Understanding the Infrastructure Bills: How the House Will Fund the $3.5 Trillion Social Policy Plan
Understanding the Infrastructure Bills: How the House Will Fund the $3.5 Trillion Social Policy Plan
Democratic House and Senate leaders recently announced that they’ve devised a framework that will significantly help to pay for the proposed $3.5 trillion human infrastructure bill, which is part of President Biden’s Build Back Better agenda. Here’s what’s included in the bill and how leaders plan to pay for it.
What’s Included in the $3.5 Trillion Proposal?
Often referred to as an investment in human infrastructure, this proposal is ambitious and far-reaching. It aims to address the following areas:
- 1.8 trillion for the Finance Committee. Funding would go toward investments in working families, the elderly, and the environment. It includes a tax cut for Americans making less than $400,000 per year, and ensuring the wealthy and corporations pay their “fair share” of taxes.
- $726 billion for the Committee on Health, Education, Labor and Pensions. Funding would address universal pre-K for 3- and 4-year-old children, childcare for working families, tuition-free community college, funding for historically black colleges and universities, and an expansion of the Pell Grant for higher education.
- $332 billion for the Banking Committee. Funding would include investments in public housing, the Housing Trust Fund, housing affordability, and equity and community land trusts.
- $198 billion for the Energy and Public Works Committee. Funding would help develop clean energy.
- $135 billion for the Committee on Agriculture, Nutrition and Forestry. Funding would be used to address forest fires, reduce carbon emissions, and address drought concerns.
- $107 billion for the Judiciary Committee. Funding would help to establish “lawful permanent status for qualified immigrants” as well as border security measures.
- $83 billion for the Commerce Committee. Funding would go toward investments in technology, transportation, research, manufacturing, and economic development. It would provide financing for coastal resiliency, healthy oceans investments, including the National Oceans and Coastal Security Fund and the National Science Foundation research and technology directorate.
- $67 billion for the Environment and Public Works Committee. Funding would allow for low-income solar and other climate-friendly technologies.

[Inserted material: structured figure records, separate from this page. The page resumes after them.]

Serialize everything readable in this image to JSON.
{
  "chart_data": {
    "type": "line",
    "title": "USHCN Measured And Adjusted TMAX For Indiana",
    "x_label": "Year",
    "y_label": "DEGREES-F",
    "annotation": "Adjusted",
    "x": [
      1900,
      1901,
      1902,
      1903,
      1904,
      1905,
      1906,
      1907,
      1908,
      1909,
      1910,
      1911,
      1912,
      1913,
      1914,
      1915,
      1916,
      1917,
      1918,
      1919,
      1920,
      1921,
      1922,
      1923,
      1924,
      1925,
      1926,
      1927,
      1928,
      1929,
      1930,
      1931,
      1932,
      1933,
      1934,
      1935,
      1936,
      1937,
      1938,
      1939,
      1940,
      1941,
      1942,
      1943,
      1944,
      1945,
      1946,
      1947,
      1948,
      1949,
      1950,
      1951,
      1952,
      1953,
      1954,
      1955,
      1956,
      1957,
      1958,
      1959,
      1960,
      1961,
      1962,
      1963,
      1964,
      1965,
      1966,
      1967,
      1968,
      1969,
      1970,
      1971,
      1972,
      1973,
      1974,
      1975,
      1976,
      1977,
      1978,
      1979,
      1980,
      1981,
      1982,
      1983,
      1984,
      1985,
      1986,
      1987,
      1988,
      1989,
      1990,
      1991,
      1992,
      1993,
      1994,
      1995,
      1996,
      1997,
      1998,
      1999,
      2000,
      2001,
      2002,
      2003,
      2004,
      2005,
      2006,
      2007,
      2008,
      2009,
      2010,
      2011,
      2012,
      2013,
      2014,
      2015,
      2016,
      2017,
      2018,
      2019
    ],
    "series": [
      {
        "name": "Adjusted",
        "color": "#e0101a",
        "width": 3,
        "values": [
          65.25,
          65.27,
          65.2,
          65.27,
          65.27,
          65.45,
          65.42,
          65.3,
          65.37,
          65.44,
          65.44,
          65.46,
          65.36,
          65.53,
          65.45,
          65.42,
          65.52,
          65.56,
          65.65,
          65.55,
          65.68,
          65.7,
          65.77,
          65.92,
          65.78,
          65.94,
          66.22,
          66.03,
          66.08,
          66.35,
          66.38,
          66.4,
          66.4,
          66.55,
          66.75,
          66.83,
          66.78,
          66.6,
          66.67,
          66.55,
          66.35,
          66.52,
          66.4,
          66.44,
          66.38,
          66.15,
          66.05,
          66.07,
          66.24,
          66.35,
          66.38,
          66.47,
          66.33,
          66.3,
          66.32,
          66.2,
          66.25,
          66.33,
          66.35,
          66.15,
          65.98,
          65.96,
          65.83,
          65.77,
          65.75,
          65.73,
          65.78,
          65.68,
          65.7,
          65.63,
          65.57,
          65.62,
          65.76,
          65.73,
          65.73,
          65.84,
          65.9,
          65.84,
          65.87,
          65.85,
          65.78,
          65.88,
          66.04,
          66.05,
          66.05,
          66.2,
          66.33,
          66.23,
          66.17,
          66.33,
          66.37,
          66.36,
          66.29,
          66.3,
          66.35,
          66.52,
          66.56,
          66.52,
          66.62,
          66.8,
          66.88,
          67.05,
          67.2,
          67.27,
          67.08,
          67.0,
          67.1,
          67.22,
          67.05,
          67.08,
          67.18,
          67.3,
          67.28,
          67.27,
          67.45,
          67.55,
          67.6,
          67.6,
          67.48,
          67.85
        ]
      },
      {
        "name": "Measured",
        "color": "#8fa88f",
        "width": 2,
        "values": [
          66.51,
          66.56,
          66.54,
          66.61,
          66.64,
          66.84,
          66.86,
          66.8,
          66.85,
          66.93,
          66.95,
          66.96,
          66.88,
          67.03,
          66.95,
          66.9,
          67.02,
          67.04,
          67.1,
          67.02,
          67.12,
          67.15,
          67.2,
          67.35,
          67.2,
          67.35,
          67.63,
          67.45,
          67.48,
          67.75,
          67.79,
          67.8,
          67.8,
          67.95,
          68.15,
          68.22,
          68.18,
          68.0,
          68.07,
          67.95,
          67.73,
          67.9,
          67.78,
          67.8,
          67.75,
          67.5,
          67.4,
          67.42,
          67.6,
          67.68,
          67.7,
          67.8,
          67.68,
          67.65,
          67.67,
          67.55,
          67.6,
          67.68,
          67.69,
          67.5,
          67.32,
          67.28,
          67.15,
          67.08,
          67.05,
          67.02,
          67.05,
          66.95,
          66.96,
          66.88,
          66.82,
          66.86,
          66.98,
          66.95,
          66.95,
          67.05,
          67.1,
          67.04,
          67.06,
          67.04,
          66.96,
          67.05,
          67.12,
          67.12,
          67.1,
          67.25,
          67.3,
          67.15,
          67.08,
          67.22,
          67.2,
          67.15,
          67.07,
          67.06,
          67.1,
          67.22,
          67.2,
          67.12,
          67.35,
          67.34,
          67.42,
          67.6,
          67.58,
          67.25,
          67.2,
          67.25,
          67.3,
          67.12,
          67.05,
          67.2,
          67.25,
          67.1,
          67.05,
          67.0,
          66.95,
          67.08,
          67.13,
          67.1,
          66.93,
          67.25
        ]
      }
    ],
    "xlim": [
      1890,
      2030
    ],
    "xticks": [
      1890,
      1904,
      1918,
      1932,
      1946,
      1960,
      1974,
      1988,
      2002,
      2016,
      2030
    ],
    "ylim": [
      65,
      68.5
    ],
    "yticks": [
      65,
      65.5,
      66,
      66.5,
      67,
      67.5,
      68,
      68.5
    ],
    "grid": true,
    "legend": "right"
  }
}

- $37 billion for the Committee on Homeland Security and Governmental Affairs Committee (HSGAC). Funding would electrify the federal vehicle fleet (including USPS and non-USPS), electrify and rehab federal buildings, improve cybersecurity infrastructure, and invest in border management and green-materials procurement.
- $25 billion for the Small Business Committee. Funding would provide for small business access to credit, investment, and markets.
- $20.5 billion for the Indian Affairs Committee. Funding would address Native American health programs and facilities; education programs and facilities; housing, energy, and climate programs; Native language programs, and the Native Civilian Climate Corps.
- $18 billion for the Veterans Affairs Committee. Funding would upgrade veteran facilities.
How Will This Legislation Be Funded?
The House Ways and Means Committee proposed tax hikes to pay for the bill, including major modifications to the estate tax, capital gains taxes, and the methods by which retirement accounts are taxed. Though nothing is close to being set in stone, under this draft legislation, the corporate tax rate would increase to 26.5% from 21%, the top capital gains tax rate would increase to 25% from 20%, and the estate tax would return to pre-Trump levels. Additionally, Roth IRA conversions, including backdoor Roth IRAs, would be barred for high earners.
The Effect on High Earners and Estates
By now we’ve all heard the claim that if your annual income is less than $400,00, you won’t be affected by the tax proposals for this legislation, and that’s true—to an extent. In most cases, married couples who earn less than $450,000 in income (less than $400,000 for singles) won’t be affected. However, beneficiaries of trusts and estates, which could include special needs children, would be hit with the new top income tax rate of 39.6% at just $12,500 of income. An additional proposal is to block after-tax contributions to workplace retirement plans, no matter your income level.
The Effect on Income Taxes
In addition to the capital gains rate hike noted earlier, it’s been proposed to increase the top individual rate to 39.6% from 37% for married couples who earn over $450,000 and singles who earn over $400,000. Additionally, it’s been proposed to expand the net investment income tax, which is imposed on married couples earning more than $250,000 ($200,000 for singles).
The Effect on Estate Taxes
The estate and gift tax exemptions, currently at $11.7 million per person, would drop back to $5 million (plus inflation adjustments), so this tax would affect more American families. However, one proposal would benefit both farmers and family businesses: they would receive a special valuation reduction of $11.7 million for qualified real property used on the farm or in business.
The Effect on Retirement Accounts
It’s been proposed to eliminate Roth conversions for IRAs and workplace plans for married couples who earn above $450,000 and singles who earn above $400,000, though this wouldn’t be effective until after tax year 2031. And as mentioned earlier, employee after-tax contributions to workplace retirement accounts would be prohibited after December 31, 2021.